Rocket Lab has posted their
Q2 2022 financial results. You can find the webcast and presentation slides of the earnings call
here.
There's not a lot to report, it seems to be mostly business as usual. Rocket Lab did not announce any new contracts, and their business backlog actually decreased by $14.5M to $531.4M due to more revenue being realized than was added to the backlog. Revenue for Q2 was $55.5M, up 36% from $40.7M last quarter. Rocket Lab had a net loss of $37.4M in Q2 2022, up from $26.7M last quarter. Rocket Lab currently has $542.5M in cash on hand. Rocket Lab's current cash burn rate is around $130M per year, which gives them over four years of cash remaining before they run out of funds.
I am disappointed that Rocket Lab didn't close on any big new contracts over the past few months. In their conference call, Rocket Lab said they are pursuing multiple contracts, and blamed the lack of new signed contracts on a "lumpy" contract signing process. I am curious if we will see any contracts for deep-space probes in the future--Rocket Lab is touting their ability to construct and launch cost effective deep-space probes such as the Lunar Photon. Deep-space probes used to cost hundreds of millions to billions of dollars and take decades to develop, Rocket Lab is claiming they design and execute deep-space probe missions with tens of millions of dollars over a matter of months.
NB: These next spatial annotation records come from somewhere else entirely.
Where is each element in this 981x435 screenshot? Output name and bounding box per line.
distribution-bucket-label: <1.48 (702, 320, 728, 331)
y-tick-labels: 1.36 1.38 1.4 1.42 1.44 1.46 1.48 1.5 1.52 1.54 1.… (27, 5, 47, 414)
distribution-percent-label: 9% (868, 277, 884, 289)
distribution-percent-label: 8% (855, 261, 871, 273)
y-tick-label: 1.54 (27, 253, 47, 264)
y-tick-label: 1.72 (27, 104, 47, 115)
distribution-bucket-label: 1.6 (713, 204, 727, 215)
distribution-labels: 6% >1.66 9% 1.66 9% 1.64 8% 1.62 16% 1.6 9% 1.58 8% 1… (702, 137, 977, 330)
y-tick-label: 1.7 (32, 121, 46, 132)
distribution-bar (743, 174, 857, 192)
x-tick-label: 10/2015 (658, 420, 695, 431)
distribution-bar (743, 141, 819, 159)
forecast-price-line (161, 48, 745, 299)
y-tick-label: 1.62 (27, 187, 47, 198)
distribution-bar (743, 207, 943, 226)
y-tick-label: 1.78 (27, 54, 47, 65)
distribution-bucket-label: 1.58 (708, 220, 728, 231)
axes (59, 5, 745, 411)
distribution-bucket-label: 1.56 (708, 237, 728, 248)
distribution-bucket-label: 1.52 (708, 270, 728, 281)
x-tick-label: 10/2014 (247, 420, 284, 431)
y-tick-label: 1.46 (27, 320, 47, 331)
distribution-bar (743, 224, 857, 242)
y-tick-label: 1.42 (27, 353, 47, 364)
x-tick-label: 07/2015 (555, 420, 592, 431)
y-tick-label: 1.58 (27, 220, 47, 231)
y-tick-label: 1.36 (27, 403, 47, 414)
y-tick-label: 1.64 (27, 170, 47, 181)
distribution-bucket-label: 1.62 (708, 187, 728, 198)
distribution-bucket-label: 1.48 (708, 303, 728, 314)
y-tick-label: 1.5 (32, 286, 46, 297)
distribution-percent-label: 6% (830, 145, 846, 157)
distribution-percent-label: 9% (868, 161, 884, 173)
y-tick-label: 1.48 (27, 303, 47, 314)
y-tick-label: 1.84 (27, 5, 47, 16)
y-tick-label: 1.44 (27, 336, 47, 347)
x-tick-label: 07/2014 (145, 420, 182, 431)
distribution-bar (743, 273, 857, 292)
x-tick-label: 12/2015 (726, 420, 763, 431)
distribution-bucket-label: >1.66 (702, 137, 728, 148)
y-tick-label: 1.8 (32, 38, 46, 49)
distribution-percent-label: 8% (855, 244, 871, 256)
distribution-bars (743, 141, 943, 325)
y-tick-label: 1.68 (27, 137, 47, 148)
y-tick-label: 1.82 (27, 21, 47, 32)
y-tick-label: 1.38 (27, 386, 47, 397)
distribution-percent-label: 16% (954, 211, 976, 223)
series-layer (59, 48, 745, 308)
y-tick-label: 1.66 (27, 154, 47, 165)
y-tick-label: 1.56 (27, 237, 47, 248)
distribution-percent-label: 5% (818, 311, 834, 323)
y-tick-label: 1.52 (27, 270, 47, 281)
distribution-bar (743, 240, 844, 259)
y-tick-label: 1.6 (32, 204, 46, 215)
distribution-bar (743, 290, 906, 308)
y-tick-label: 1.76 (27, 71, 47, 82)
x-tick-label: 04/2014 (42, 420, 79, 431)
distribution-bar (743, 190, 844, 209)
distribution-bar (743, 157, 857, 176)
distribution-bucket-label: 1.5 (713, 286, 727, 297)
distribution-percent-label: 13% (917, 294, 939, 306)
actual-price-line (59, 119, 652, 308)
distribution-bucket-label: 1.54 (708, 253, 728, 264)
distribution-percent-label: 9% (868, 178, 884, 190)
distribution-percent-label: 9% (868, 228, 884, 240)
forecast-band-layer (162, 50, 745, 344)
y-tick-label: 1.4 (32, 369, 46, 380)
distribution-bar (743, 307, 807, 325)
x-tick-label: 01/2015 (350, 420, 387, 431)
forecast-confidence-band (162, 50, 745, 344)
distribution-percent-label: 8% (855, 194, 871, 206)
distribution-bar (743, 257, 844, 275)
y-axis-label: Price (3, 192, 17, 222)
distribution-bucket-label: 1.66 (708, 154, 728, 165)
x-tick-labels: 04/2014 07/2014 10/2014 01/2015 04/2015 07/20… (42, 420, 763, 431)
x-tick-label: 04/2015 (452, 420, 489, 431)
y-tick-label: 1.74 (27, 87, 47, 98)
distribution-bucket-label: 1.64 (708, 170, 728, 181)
It is good to see that Rocket Lab's revenues are growing in line with their original projections. Rocket Lab has realized $96.2M in revenue in the first half of the year, putting them well on track to exceed $200M in revenue in 2022. This is actually greater than their original projection of $176M in revenue in 2022:
Original Rocket Lab Revenue Projections2021: $69M ($49M launch, $20M space systems)
2022: $176M ($115M launch, $61M space systems)
2023: $267M ($141M launch, $126M space systems)
2024: $450M ($232M launch, $218M space systems)
2025: $749M ($399M launch, $350M space systems)
Overall, I am glad to see the Rocket Lab's revenue growth remains in-line with and is even exceeding their original projections. Certainly, the same cannot be said for the likes of Astra, Virgin Orbit, and Virgin Galactic. Also unlike those companies, Rocket Lab has about four years of cash left and no risk of bankruptcy. However, I don't see any huge news here that will propel the stock price forward. We will need to see some good new contracts added to Rocket Lab's backlog, the successful reuse of an Electron booster, or very encouraging progress on Neutron for that to happen.
In terms of achieving profitability, this is what Rocket Lab had to say on the conference call about improving their gross margins:
I think the real important focus item for us to achieving and maintaining healthy gross margins on space systems is really around implementing some of the things that we know we need to do on the SolAero side of the business. That brought with it gross margins that when we acquired the company was in the high single digits gross margins and we have a path and a target to get to 30 points of gross margin for that business. When we achieve that, it will land us exactly where we want to be. I think we know what we need to do, it's just a matter of time. When we did the SolAero acquisition we said it was about a 24 month path to get from where they were to where we want to go. Nothing is really pushing off of that view. We remain encouraged by the fact that the new business that we sign up continues to come in at higher gross margins than what existed in the existing backlog when we closed the deal in January. All the indicators are pointing in the right direction that we can achieve the margin targets that we are hoping for in space systems and on the launch side.
I'm curious what exactly Rocket Lab's plans are for SolAero. Keep in mind that since SolAero accounts for a large chunk of Rocket Lab's revenues. Rocket Lab said that revenue from the acquired companies SolAero, Advanced Solutions Inc, and Planetary Systems Corporation was $28M this quarter, and the vast majority (> $20M?) was from SolAero. Therefore, increasing the gross margin to 30% on SolAero revenue is a really big deal! Combined with other profitability initiatives such as Electron reuse, this could easily put Rocket Lab on the path to profitability, which will be huge! I will be sure to pay attention to what they say over the next conference calls so I can hold them to this statement.
Rocket Lab also said that for their new
Responsive Space Program, the cost per launch is 15-30% higher than the typical Electron launch price of $7.5M, and the vast majority of that 15-30% markup goes directly to gross margin since most of their launch costs are fixed costs. Between the Responsive Space Program and Electron reuse, I see a clear path to increasing the gross margins of Electron!